Por ello, causa sorpresa que el “carro completo” se haya presentado en la pasada elección estatal y hasta parece algo extraño, ya que la vida democrática del país ha tenido tal crecimiento que en la actualidad los gobiernos y congresos estatales comparten su responsabilidad con otras fuerzas políticas.

Sin embargo, en la pasada elección para renovar el Congreso de Tamaulipas se volvió a presentar un “carro completo” en Tamaulipas y muchos creen que fue por la abstención que se presentó, pero creemos también que fue resultado de estas siete razones:

Primera. Las autoridades electorales no hicieron bien su trabajo de promoción y concientización sobre el valor que tiene la participación ciudadana en la vida política y en una elección.

Segunda. Los partidos y sus candidatos no construyeron un mensaje político que fuera lo suficientemente atractivo para que motivara a los ciudadanos a salir a votar el día de la elección.

Tercera. Los ciudadanos no encontraron un candidato que en su discurso y en la forma de expresarlo los convenciera para que le dieran su apoyo.  
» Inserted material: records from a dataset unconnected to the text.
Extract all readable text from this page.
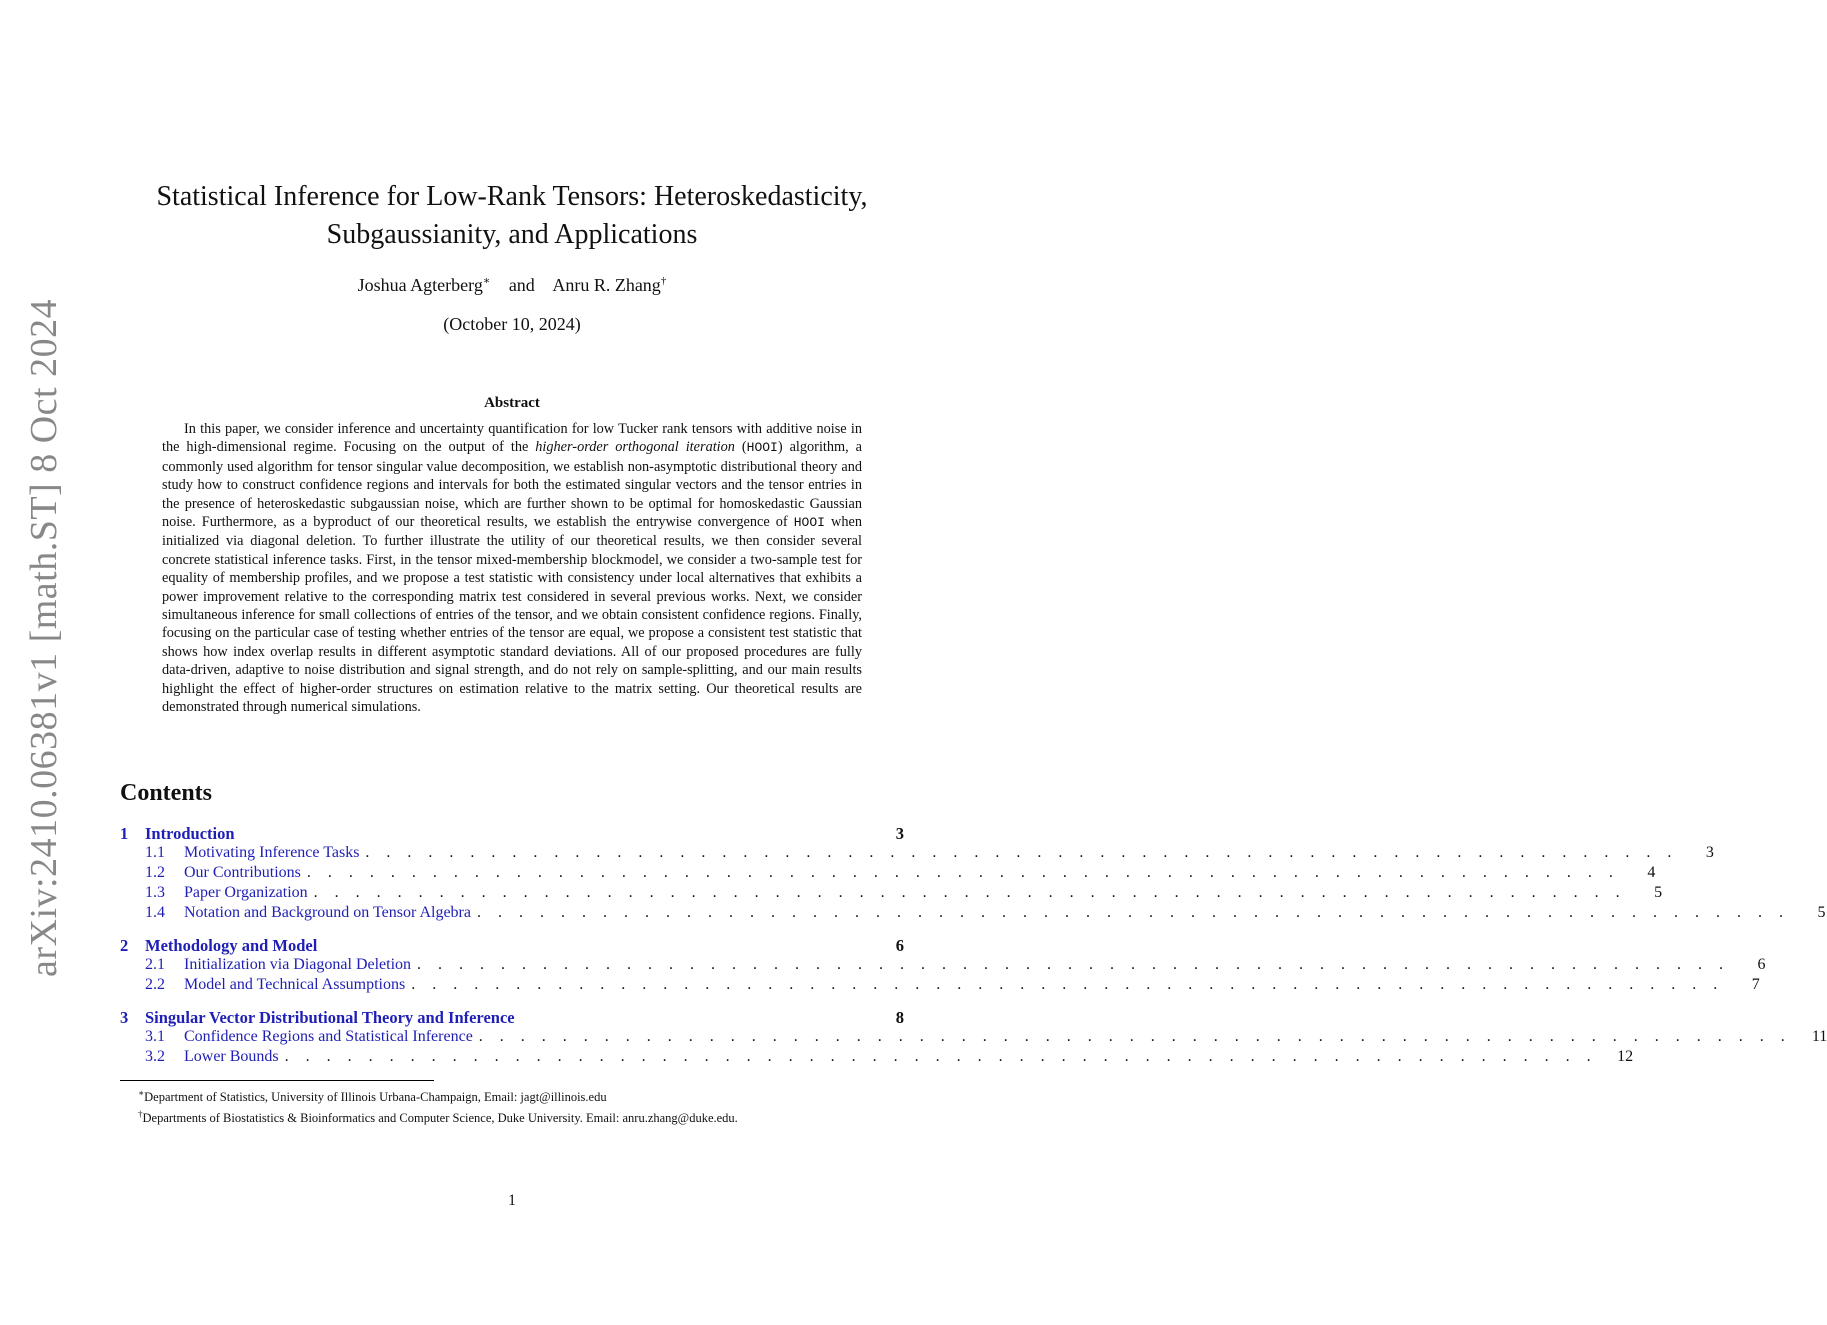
arXiv:2410.06381v1 [math.ST] 8 Oct 2024
Statistical Inference for Low-Rank Tensors: Heteroskedasticity,
Subgaussianity, and Applications
Joshua Agterberg∗ and Anru R. Zhang†
(October 10, 2024)
Abstract

In this paper, we consider inference and uncertainty quantification for low Tucker rank tensors with additive noise in the high-dimensional regime. Focusing on the output of the higher-order orthogonal iteration (HOOI) algorithm, a commonly used algorithm for tensor singular value decomposition, we establish non-asymptotic distributional theory and study how to construct confidence regions and intervals for both the estimated singular vectors and the tensor entries in the presence of heteroskedastic subgaussian noise, which are further shown to be optimal for homoskedastic Gaussian noise. Furthermore, as a byproduct of our theoretical results, we establish the entrywise convergence of HOOI when initialized via diagonal deletion. To further illustrate the utility of our theoretical results, we then consider several concrete statistical inference tasks. First, in the tensor mixed-membership blockmodel, we consider a two-sample test for equality of membership profiles, and we propose a test statistic with consistency under local alternatives that exhibits a power improvement relative to the corresponding matrix test considered in several previous works. Next, we consider simultaneous inference for small collections of entries of the tensor, and we obtain consistent confidence regions. Finally, focusing on the particular case of testing whether entries of the tensor are equal, we propose a consistent test statistic that shows how index overlap results in different asymptotic standard deviations. All of our proposed procedures are fully data-driven, adaptive to noise distribution and signal strength, and do not rely on sample-splitting, and our main results highlight the effect of higher-order structures on estimation relative to the matrix setting. Our theoretical results are demonstrated through numerical simulations.

Contents
1	Introduction	3
1.1	Motivating Inference Tasks . . . . . . . . . . . . . . . . . . . . . . . . . . . . . . . . . . . . . . . . . . . . . . . . . . . . . . . . . . . . . . .	3
1.2	Our Contributions . . . . . . . . . . . . . . . . . . . . . . . . . . . . . . . . . . . . . . . . . . . . . . . . . . . . . . . . . . . . . . .	4
1.3	Paper Organization . . . . . . . . . . . . . . . . . . . . . . . . . . . . . . . . . . . . . . . . . . . . . . . . . . . . . . . . . . . . . . .	5
1.4	Notation and Background on Tensor Algebra . . . . . . . . . . . . . . . . . . . . . . . . . . . . . . . . . . . . . . . . . . . . . . . . . . . . . . . . . . . . . . .	5
2	Methodology and Model	6
2.1	Initialization via Diagonal Deletion . . . . . . . . . . . . . . . . . . . . . . . . . . . . . . . . . . . . . . . . . . . . . . . . . . . . . . . . . . . . . . .	6
2.2	Model and Technical Assumptions . . . . . . . . . . . . . . . . . . . . . . . . . . . . . . . . . . . . . . . . . . . . . . . . . . . . . . . . . . . . . . .	7
3	Singular Vector Distributional Theory and Inference	8
3.1	Confidence Regions and Statistical Inference . . . . . . . . . . . . . . . . . . . . . . . . . . . . . . . . . . . . . . . . . . . . . . . . . . . . . . . . . . . . . . .	11
3.2	Lower Bounds . . . . . . . . . . . . . . . . . . . . . . . . . . . . . . . . . . . . . . . . . . . . . . . . . . . . . . . . . . . . . . .	12
∗Department of Statistics, University of Illinois Urbana-Champaign, Email: jagt@illinois.edu
†Departments of Biostatistics & Bioinformatics and Computer Science, Duke University. Email: anru.zhang@duke.edu.
1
Cuarta. No les importa el futuro de Tamaulipas y mucho menos lo que pueda suceder en el Congreso estatal.

Quinta. Están conformes con lo que realiza el gobierno estatal, los gobiernos municipales y sus diputados.
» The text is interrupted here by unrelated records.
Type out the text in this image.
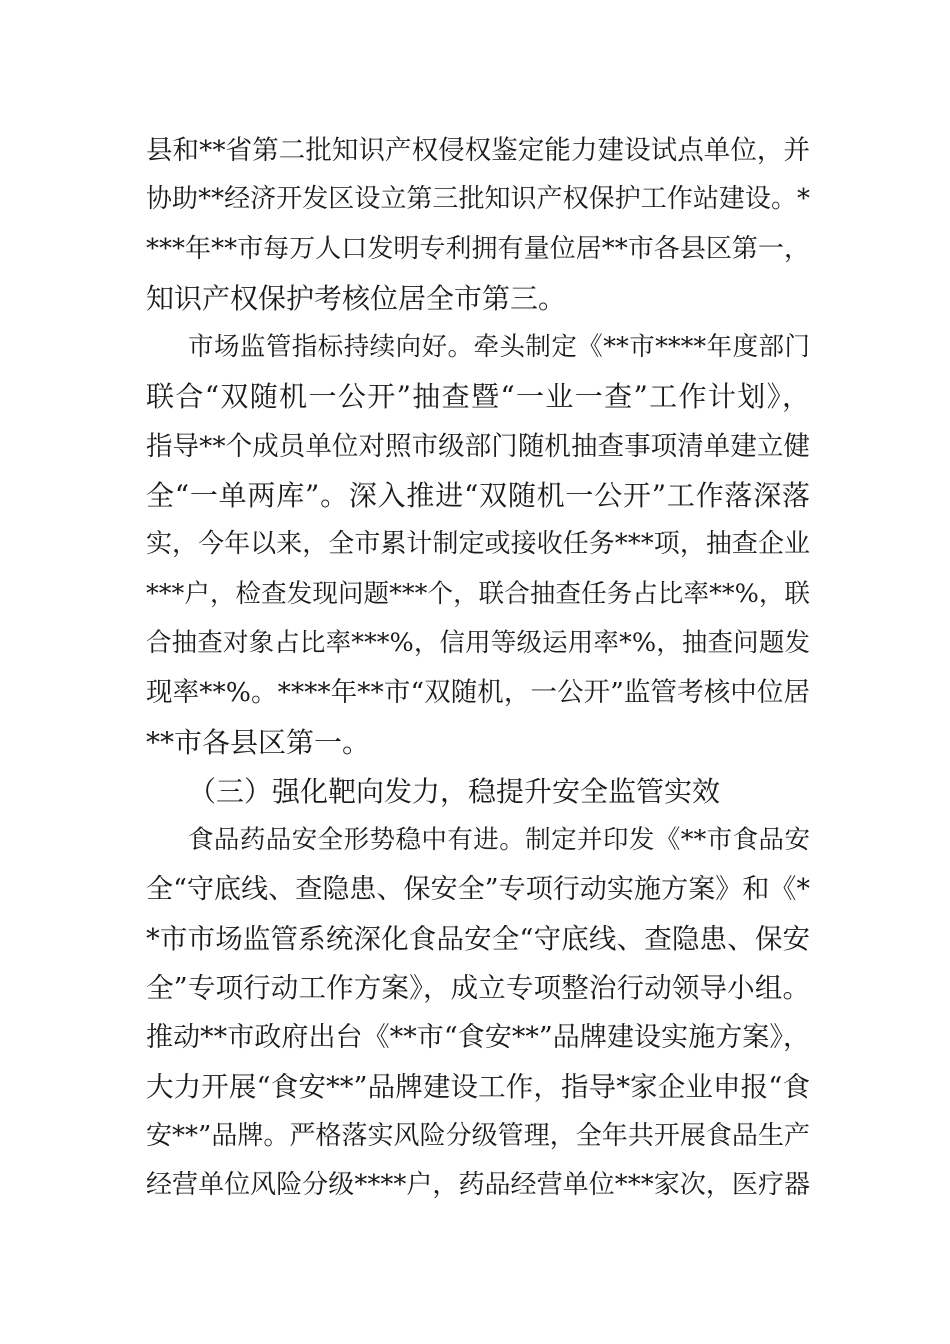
县和**省第二批知识产权侵权鉴定能力建设试点单位，并
协助**经济开发区设立第三批知识产权保护工作站建设。*
***年**市每万人口发明专利拥有量位居**市各县区第一，
知识产权保护考核位居全市第三。
市场监管指标持续向好。牵头制定《**市****年度部门
联合“双随机一公开”抽查暨“一业一查”工作计划》，
指导**个成员单位对照市级部门随机抽查事项清单建立健
全“一单两库”。深入推进“双随机一公开”工作落深落
实，今年以来，全市累计制定或接收任务***项，抽查企业
***户，检查发现问题***个，联合抽查任务占比率**%，联
合抽查对象占比率***%，信用等级运用率*%，抽查问题发
现率**%。****年**市“双随机，一公开”监管考核中位居
**市各县区第一。
（三）强化靶向发力，稳提升安全监管实效
食品药品安全形势稳中有进。制定并印发《**市食品安
全“守底线、查隐患、保安全”专项行动实施方案》和《*
*市市场监管系统深化食品安全“守底线、查隐患、保安
全”专项行动工作方案》，成立专项整治行动领导小组。
推动**市政府出台《**市“食安**”品牌建设实施方案》，
大力开展“食安**”品牌建设工作，指导*家企业申报“食
安**”品牌。严格落实风险分级管理，全年共开展食品生产
经营单位风险分级****户，药品经营单位***家次，医疗器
Sexta. Siguen confiando en el trabajo que el gobernador Francisco García Cabeza de Vaca lleva a cabo en su administración y no consideraron salir a votar para refrendarle su respaldo.

Y séptima. Han perdido total interés en la política al sentirse decepcionados por la actuación de Andrés Manuel López Obrador ya que sólo beneficia a los estados del sur de México y ha corrido a miles de trabajadores del gobierno federal.

De acuerdo con datos oficiales proporcionados por María de los Ángeles Quintero Rentería, presidenta del Instituto Electoral de Tamaulipas (IETAM), fueron 868 mil 646 ciudadanos los que participaron en la pasada elección y lo cual representa el 33.15 por ciento del padrón electoral.

Es importante comentar que Tamaulipas tiene una lista nominal de 2 millones 665 mil 001 electores y por lo tanto un millón 796 mil 355 ciudadanos no ejercieron su voto lo cual es preocupante pero no influye en ningún decisión política que se pudiera generar por esta situación.

Así que no es cierto que no fueron a votar porque el gobierno de Tamaulipas los presionó para que no lo hicieran, no es cierto que los compró y mucho menos, que los haya obligado a quedarse en sus casas para no ir a votar y una prueba de ello, es que el 50 por ciento de los votantes que ejercieron su derecho lo hicieron porque confían en el gobierno estatal

Lo que sucede es que es muy fácil echarle la culpa al gobierno y acusarlo de la abstención, cuando en realidad este fenómeno se presenta porque las autoridades electorales, los partidos y sus candidatos, no realizan bien su trabajo político y no llegan a convencer a los ciudadanos de acudir a las urnas.

Ya estamos muy grandes para comprender que los partidos no hacen bien su trabajo y por esto el PRD, Verde Ecologista y el Partido del Trabajo, no alcanzaron su registro a nivel estatal y únicamente van a sobrevivir por la concesión que tienen a nivel nacional, porque de otra manera, ni debería de existir y sólo quitan espacio en el panorama de la política estatal, porque no aportan absolutamente nada.

Por ello, seguimos pensando que los 868 mil 646 ciudadanos que salieron a votar son los que quieren un Tamaulipas diferente y ven que el gobernador Francisco García Cabeza de Vaca, los presidente municipales panistas como Enrique Rivas Cuellar, Alma Laura Amparán y Chucho Nader, así como los nuevos legisladores que entrarán en el mes de septiembre en funciones, podrán continuar con el cambio hacia adelante. Ni más ni menos.